In 1977, Roy Kerridge was a lavatory cleaner; in 1979 he was a well-known contributor to The Spectator. Yet this was no rags-to-riches discovery of a literary talent. Apart from anything else Kerridge had perfected a line in second-hand clothes — a short sheepskin coat, a brown Dunn’s suit, pastel shirts — that fitted his own style: out of fashion and down at heel. After a busy decade in the 1980s we began to hear little from Kerridge. Had his star burnt out?
In 1984, a slice of Roy Kerridge’s life in the 1970s appeared in The Lone Conformist. But he had travelled the same road 20 years earlier, and now his trajectory in the late 1950s from unqualified school-leaver to a darling of the New Statesman is told in Raised on Skiffle.
Brighton, that seedy Soho by the sea, is the scene. The author tells his own story as an anti-hero, under the name Ray. Young Ray’s condition in life is unusual. His mother, abandoned by his father, has had several children by a sometimes violent African man, absent in London. She has fallen out with her prosperous Polish émigré father and racist Danish mother, though they pay the rent of her Sussex bungalow.
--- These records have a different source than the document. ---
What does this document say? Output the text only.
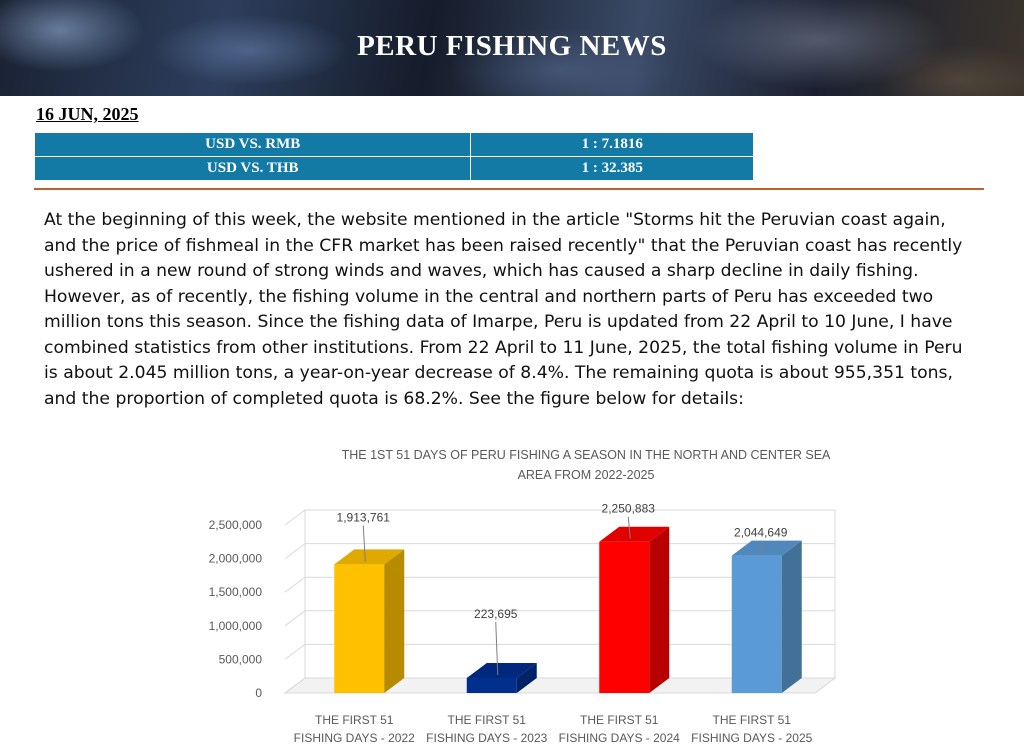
PERU FISHING NEWS
16 JUN, 2025
USD VS. RMB	1 : 7.1816
USD VS. THB	1 : 32.385

At the beginning of this week, the website mentioned in the article "Storms hit the Peruvian coast again, and the price of fishmeal in the CFR market has been raised recently" that the Peruvian coast has recently ushered in a new round of strong winds and waves, which has caused a sharp decline in daily fishing. However, as of recently, the fishing volume in the central and northern parts of Peru has exceeded two million tons this season. Since the fishing data of Imarpe, Peru is updated from 22 April to 10 June, I have combined statistics from other institutions. From 22 April to 11 June, 2025, the total fishing volume in Peru is about 2.045 million tons, a year-on-year decrease of 8.4%. The remaining quota is about 955,351 tons, and the proportion of completed quota is 68.2%. See the figure below for details:

THE 1ST 51 DAYS OF PERU FISHING A SEASON IN THE NORTH AND CENTER SEA
AREA FROM 2022-2025
0
500,000
1,000,000
1,500,000
2,000,000
2,500,000
1,913,761
THE FIRST 51
FISHING DAYS - 2022
223,695
THE FIRST 51
FISHING DAYS - 2023
2,250,883
THE FIRST 51
FISHING DAYS - 2024
2,044,649
THE FIRST 51
FISHING DAYS - 2025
The teenage Ray lives with his grandparents, and his deepest resentment is to be sent to a grammar school. Inspired by music — Alan Lomax, Woody Guthrie — he is determined to live with workers, or criminals. The two classes seem equally romantic.
Ray makes a fantasy world for himself, hanging around the Whisky a Go-Go coffee bar and wishing he could be a housebreaker or drug-dealer. Socially inept, he stands observing, and only wins admiration with his drawings, such as the pictorial Adventures of Augustis Chiver, a Teddy Boy who ‘did dreadful things without altering his pleasant expression’.